The utilisation rate for this product was hovering at low levels in 2Q09, probably reaching the same level as that in 1Q09 (6%), which was significantly lower than 44.7% in FY07 and 12.1% in FY08. The poor sales of SOS were within our expectation and we do not expect sales to rebound quickly, considering that consumers are cutting their discretionary spending. Moreover, since 4Q08, Pine has scaled back its advertising and promotional (A&P) campaigns in order to reduce operating expenses, which also caused the slowdown in SOS sales, given the current depressing market atmosphere and Pine’s weak brand recognition.
Gross margin remains low despite lower input cost. In line with the decrease in commodity prices, soybean cost for Pine fell by 15-20% yoy in 2Q09. The lower input cost, together with higher demand from the overseas markets which command higher ASPs as well as higher margins, will help Pine to increase the gross margin of its SPI products in 2Q09, to some extent. However, the collapsed sales of SOS would drag down the company’s overall profitability, causing Pine’s gross margin to be flat compared to 1Q09 (8.0% in 1Q09), lower than the 23.8% registered in 2008 and 20.5% in 2Q08.
High probability of recording a loss in 2Q09. Pine reported a net loss of Rmb22.6m in 1Q09. Although sales volume and gross margin for its SPI product would see some improvement in 2Q09, this will not boost Pine’s sales and net profit. The plunge in SOS sales, lower gross margins and heavy CBsincurred financial burden will further drag down its earnings, leading to a high probability that Pine might record a loss again in 2Q09.

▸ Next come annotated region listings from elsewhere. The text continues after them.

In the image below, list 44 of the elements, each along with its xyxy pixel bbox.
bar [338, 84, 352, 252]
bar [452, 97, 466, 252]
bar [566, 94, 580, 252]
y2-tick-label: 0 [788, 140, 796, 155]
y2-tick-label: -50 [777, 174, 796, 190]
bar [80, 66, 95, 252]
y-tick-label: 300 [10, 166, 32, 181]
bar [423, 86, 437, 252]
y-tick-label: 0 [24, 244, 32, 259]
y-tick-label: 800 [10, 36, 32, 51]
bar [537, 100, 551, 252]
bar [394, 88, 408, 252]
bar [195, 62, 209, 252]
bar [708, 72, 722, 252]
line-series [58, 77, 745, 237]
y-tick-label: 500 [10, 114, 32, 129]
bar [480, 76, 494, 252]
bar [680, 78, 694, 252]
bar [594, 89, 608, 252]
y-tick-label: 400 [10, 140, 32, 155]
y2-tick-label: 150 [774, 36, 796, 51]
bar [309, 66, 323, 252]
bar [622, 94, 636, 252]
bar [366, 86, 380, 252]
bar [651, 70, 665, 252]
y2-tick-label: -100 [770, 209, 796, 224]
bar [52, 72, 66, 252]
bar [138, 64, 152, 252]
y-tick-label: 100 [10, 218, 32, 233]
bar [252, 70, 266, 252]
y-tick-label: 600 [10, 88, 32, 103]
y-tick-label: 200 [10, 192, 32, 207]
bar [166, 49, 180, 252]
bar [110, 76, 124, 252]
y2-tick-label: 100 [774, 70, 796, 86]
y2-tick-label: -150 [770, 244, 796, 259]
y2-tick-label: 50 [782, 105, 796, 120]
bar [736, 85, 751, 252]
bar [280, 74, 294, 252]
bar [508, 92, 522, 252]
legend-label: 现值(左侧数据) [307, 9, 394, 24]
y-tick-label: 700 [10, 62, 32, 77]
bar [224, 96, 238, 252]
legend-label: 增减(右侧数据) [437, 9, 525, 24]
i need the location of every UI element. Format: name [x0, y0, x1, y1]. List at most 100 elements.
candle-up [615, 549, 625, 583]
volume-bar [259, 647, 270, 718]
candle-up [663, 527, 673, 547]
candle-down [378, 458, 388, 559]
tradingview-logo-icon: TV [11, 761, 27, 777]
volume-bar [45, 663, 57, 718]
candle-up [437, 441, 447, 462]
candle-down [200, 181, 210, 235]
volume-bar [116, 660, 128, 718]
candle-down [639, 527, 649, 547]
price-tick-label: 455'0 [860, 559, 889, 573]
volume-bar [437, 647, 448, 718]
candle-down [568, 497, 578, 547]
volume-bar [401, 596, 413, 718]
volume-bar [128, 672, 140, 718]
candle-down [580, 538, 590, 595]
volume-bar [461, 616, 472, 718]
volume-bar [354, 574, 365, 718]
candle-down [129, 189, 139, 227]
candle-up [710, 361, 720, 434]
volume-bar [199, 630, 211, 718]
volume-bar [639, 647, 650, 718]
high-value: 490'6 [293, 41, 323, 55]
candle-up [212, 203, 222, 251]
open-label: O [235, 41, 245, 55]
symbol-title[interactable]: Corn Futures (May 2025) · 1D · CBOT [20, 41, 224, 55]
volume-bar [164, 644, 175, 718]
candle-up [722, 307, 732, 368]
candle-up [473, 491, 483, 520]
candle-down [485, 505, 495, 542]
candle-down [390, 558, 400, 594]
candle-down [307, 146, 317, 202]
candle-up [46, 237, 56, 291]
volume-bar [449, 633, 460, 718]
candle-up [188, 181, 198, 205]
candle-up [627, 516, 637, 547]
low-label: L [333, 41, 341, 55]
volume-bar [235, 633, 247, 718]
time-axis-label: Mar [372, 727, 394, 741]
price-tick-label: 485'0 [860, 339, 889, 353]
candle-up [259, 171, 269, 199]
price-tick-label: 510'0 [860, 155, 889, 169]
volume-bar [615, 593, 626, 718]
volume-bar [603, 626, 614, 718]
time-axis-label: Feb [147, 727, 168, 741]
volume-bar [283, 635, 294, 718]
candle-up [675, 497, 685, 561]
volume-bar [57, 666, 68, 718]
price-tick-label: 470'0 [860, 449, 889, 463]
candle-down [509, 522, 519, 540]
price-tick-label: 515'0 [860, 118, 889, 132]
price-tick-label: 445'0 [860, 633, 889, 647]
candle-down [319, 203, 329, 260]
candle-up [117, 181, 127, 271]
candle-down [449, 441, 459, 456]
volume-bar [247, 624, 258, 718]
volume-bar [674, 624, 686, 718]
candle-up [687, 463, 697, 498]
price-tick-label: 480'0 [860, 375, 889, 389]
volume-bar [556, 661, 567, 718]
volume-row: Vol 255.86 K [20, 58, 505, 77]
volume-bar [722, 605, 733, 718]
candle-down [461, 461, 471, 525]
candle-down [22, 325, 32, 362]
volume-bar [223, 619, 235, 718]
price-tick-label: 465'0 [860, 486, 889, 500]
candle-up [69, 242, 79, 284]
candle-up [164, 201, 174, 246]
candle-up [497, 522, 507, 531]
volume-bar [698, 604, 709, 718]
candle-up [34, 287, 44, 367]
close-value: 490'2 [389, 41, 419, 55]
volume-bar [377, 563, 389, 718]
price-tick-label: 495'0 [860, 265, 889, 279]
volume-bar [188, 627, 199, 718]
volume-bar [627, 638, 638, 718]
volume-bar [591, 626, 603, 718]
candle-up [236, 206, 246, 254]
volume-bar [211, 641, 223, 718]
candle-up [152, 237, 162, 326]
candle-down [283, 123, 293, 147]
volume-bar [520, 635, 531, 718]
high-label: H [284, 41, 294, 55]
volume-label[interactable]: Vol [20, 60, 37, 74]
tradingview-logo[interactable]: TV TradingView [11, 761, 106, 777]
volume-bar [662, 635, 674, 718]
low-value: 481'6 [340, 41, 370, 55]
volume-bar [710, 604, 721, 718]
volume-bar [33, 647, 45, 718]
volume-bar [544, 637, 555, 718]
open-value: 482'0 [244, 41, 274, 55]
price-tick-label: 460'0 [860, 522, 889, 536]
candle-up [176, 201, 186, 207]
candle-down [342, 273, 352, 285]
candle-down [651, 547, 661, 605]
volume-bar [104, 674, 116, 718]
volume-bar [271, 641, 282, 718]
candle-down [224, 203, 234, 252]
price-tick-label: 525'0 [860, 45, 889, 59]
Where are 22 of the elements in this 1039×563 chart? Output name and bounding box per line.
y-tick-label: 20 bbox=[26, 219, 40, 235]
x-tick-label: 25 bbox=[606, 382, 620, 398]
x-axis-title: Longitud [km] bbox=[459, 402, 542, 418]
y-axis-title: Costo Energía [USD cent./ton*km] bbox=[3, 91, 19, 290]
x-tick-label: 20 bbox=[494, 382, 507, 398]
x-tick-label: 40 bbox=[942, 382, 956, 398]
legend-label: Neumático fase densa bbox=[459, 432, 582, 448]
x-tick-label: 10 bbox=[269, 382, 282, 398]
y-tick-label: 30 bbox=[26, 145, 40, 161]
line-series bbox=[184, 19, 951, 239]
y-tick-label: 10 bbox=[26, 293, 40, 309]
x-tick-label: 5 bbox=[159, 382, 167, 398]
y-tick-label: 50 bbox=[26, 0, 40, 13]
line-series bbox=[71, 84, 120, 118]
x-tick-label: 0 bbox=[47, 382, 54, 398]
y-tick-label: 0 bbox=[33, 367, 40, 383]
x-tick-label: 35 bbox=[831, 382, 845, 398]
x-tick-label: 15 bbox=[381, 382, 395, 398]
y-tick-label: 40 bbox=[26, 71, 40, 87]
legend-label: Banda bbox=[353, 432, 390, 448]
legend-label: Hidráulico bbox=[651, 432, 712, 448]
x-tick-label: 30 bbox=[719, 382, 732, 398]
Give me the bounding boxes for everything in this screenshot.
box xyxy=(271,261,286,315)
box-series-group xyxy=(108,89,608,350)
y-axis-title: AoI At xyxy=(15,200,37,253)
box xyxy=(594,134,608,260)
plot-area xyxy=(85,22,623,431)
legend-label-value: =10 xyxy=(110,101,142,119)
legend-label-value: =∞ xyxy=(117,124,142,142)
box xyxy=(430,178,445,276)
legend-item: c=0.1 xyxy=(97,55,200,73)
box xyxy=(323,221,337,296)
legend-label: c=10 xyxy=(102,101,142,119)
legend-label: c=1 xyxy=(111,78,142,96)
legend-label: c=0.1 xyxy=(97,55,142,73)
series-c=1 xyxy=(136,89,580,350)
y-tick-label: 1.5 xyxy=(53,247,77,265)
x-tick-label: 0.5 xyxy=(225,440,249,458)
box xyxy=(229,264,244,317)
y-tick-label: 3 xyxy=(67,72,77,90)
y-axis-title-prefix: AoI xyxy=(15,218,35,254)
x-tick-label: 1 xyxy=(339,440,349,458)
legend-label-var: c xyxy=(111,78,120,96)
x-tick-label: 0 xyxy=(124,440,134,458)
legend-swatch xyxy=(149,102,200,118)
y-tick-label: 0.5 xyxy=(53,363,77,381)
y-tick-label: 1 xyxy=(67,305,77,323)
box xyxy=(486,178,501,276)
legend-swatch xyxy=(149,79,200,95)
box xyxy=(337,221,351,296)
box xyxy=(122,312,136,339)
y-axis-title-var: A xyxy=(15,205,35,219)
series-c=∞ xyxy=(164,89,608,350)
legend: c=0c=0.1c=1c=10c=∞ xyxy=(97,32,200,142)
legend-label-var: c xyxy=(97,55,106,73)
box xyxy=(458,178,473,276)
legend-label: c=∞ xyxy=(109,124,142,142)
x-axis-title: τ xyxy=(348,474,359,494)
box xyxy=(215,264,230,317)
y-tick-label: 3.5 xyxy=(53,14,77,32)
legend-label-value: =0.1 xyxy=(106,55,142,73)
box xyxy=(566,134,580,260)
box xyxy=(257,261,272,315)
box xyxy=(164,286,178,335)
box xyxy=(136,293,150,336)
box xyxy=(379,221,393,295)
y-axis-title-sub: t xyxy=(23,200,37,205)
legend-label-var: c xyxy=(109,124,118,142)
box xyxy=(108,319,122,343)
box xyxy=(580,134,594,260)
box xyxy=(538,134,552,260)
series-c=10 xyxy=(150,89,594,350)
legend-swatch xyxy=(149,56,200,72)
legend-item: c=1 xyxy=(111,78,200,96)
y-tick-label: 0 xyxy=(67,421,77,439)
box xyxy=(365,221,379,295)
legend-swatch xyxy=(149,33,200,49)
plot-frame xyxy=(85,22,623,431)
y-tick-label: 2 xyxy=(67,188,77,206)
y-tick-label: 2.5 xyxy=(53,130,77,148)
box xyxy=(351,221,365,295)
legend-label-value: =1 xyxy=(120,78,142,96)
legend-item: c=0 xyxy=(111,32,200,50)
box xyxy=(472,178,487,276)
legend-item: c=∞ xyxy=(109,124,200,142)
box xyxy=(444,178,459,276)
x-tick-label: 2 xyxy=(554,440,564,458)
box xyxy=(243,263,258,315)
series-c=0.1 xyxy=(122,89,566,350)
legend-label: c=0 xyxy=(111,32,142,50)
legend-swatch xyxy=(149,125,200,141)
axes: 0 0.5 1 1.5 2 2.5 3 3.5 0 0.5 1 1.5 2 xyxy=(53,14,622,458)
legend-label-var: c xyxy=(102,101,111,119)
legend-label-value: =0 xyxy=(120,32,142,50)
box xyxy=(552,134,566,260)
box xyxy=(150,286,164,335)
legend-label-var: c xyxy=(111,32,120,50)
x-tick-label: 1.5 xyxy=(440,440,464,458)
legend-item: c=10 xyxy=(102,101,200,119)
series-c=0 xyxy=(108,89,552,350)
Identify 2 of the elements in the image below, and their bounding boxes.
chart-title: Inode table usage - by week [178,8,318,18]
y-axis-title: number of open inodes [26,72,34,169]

Reiterate SELL on Pine Agritech. The net loss in 1H09 reflected the tough operating environment for the Group and we expect it to be the same in the near term. International soybean price has jumped 60% from its lowest point in 2008. Together with the probability of an output reduction in North China, domestic soybean price has continued to rebound since Jun 09. This will put further pressure on Pine’s profitability in the next few quarters. Pine’s earnings remain at risk as the demand for health products may continue to fall. Reiterate SELL. Our DCF-based fair price is S$0.06 (cost of equity of 17.4% and terminal growth rate of 3% on a 10-year horizon).